The most valuable letter, in terms of its expected filtering ability, would be one that appears in 50% of the remaining solutions. Guessing a word with such a letter would guarantee to eliminate 1/2 the remaining solutions, just from that single character. In a way it’s like binary search, and the optimal letters are the closest to the “midpoint”, which will cut the problem in half with each pass.

Caveat: there is slightly more value in guessing a correct letter than an incorrect letter, because if you get a green tile, knowing the correct position of a given letter usually filters the solutions more than any exclusionary rule.

To rank each character (A-Z), count the number of remaining solutions WITH and WITHOUT each one. The ratio of WITH:WITHOUT would correlate with the filtering-value discussed above, with 1.0 (50/50) being the best ratio. To bias the score in favor of characters that appear more, add a coefficient proportional to the rate of occurence. Scoring each character looks something like this:

```
ratio = abs(numWordsWith / numWordsWithout)
// bias toward wordsWith:
score = ratio + (numWordsWith/numTotalWords) * coefficient
```

At the start of every Wordle game, with all 2,309 possible solutions remaining, here is what that score looks like for the best and worst characters:

char | words with | words without | ratio | score |
---|---|---|---|---|

E | 1053 | 1256 | 0.84 | 0.93 |

A | 906 | 1403 | 0.65 | 0.72 |

R | 835 | 1474 | 0.57 | 0.64 |

O | 672 | 1637 | 0.41 | 0.47 |

T | 667 | 1642 | 0.41 | 0.46 |

… | … | … | … | … |

Z | 35 | 2274 | 0.02 | 0.02 |

Q | 29 | 2280 | 0.01 | 0.02 |

J | 27 | 2282 | 0.01 | 0.01 |

“E” is the best letter to guess, because it appears in nearly half the words, so any guess with “E” will eliminate at least 1000 possible solutions. “J” is the worst letter because it barely occurs. If the Wordle answer happens to contain “J”, you’ve hit the jackpot, but more likely it won’t and the most it can do is eliminate 27 solutions.

Once each character is scored, we can score potential guess words simply by summing the score of each character. For these, we can use all 12k+ valid words, not just the possible solutions, because many times their combination of letters will provide more value than any potential answer.

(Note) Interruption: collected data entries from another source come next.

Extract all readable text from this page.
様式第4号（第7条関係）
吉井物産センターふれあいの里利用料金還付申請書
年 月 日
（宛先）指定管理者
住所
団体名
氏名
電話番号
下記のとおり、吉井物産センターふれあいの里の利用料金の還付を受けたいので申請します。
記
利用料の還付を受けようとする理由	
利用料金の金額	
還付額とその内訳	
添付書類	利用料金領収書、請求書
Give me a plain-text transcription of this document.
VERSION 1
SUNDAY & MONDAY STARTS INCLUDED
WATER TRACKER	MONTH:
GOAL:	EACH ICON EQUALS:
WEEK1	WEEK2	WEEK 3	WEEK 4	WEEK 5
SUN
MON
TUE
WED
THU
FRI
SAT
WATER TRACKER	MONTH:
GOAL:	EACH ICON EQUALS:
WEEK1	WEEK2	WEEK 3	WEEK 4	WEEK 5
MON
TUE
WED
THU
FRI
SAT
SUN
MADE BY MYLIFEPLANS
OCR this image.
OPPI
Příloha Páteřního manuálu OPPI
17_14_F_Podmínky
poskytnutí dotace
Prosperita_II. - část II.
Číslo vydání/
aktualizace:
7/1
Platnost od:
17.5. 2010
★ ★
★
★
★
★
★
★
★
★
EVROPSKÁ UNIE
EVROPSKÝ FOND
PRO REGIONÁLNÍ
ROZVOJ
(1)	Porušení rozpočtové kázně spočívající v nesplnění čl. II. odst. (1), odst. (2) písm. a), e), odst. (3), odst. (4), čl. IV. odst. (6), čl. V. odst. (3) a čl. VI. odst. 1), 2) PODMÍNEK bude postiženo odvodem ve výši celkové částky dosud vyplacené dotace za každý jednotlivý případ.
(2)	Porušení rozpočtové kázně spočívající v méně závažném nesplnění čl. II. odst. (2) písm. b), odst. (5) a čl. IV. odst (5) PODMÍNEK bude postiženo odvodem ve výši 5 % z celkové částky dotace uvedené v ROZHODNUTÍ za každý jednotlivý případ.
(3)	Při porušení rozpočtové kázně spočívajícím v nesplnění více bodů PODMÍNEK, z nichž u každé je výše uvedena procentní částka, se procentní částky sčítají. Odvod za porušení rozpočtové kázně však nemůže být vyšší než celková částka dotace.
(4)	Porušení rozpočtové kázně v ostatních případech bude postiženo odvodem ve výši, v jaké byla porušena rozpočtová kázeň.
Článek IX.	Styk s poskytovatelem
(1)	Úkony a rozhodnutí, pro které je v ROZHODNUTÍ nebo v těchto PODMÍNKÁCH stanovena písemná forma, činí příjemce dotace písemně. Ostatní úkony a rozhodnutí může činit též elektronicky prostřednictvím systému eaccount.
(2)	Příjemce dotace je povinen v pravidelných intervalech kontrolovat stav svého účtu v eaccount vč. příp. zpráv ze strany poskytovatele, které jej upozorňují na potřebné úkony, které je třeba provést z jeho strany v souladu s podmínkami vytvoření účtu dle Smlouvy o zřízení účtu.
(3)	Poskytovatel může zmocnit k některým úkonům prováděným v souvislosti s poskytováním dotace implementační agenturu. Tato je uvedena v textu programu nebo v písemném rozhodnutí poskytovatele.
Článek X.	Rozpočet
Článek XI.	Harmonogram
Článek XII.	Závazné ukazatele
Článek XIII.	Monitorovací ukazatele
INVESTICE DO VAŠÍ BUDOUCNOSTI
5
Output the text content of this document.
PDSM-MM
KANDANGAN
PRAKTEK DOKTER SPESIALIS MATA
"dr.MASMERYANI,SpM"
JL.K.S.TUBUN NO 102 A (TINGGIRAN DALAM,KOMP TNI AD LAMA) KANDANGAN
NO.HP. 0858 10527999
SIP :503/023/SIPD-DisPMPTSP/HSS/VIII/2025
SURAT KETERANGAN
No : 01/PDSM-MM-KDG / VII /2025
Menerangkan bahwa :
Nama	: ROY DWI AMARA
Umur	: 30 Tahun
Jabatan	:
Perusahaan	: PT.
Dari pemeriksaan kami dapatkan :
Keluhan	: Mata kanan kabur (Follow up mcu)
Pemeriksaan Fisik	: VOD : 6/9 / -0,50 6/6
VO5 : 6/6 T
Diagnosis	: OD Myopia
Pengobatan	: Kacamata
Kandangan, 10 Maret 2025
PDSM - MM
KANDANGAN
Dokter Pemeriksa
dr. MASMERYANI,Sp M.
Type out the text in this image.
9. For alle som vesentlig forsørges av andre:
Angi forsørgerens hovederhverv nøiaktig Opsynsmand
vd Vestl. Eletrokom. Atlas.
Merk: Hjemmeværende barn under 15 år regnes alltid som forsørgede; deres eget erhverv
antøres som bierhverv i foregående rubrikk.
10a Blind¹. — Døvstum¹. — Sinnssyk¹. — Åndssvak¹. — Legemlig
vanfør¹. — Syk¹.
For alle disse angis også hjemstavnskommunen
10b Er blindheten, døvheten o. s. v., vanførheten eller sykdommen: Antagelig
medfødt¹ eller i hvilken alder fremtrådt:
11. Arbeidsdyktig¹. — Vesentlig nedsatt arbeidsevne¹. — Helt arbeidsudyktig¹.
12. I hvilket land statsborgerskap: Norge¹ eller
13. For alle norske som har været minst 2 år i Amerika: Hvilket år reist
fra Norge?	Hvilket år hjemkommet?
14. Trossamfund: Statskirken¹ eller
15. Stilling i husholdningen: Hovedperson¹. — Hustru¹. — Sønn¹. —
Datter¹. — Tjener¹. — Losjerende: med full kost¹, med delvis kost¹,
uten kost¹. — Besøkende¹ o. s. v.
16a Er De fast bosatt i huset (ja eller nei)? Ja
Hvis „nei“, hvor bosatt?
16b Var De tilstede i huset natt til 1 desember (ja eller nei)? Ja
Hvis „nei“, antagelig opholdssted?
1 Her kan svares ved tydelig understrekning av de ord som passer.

According to this algorithm, “ORATE” (or any anagram like “ROATE”) is a great first guess.

## Limitations + Results

The approach outlined here is great for narrowing down the possible solution set in the first two guesses. When there are < ~10 solutions remaining, it may be better to start guessing.

Once you start guessing there is a degree of luck, but narrowing the solution set to single digits in the first two guesses is key.

There are probably more optimal algorithms for calculating the best gueses, but I’ve found that this approach does work quite well in practice. Here are my results for the past week’s Wordles:

- 2022-09-19, “PRIZE”, 4 guesses
- 2022-09-18, “ONSET”, 3 guesses
- 2022-09-17, “CHIEF”, 5 guesses
- 2022-09-16, “GAUZE”, 3 guesses
- 2022-09-15, “RUDER”, 4 guesses
- 2022-09-14, “IRONY”, 4 guesses
- 2022-09-13, “WIDOW”, 4 guesses
- 2022-09-12, “CLOWN”, 3 guesses
- 2022-09-11, “NEEDY”, 3 guesses
- 2022-09-10, “OCTAL”, 2 guesses
- 2022-09-09, “WOVEN”, 3 guesses
- 2022-09-08, “MERIT”, 3 guesses

This approach can almost always solve Wordle in 3-4 guesses, and hasn’t required more than five yet.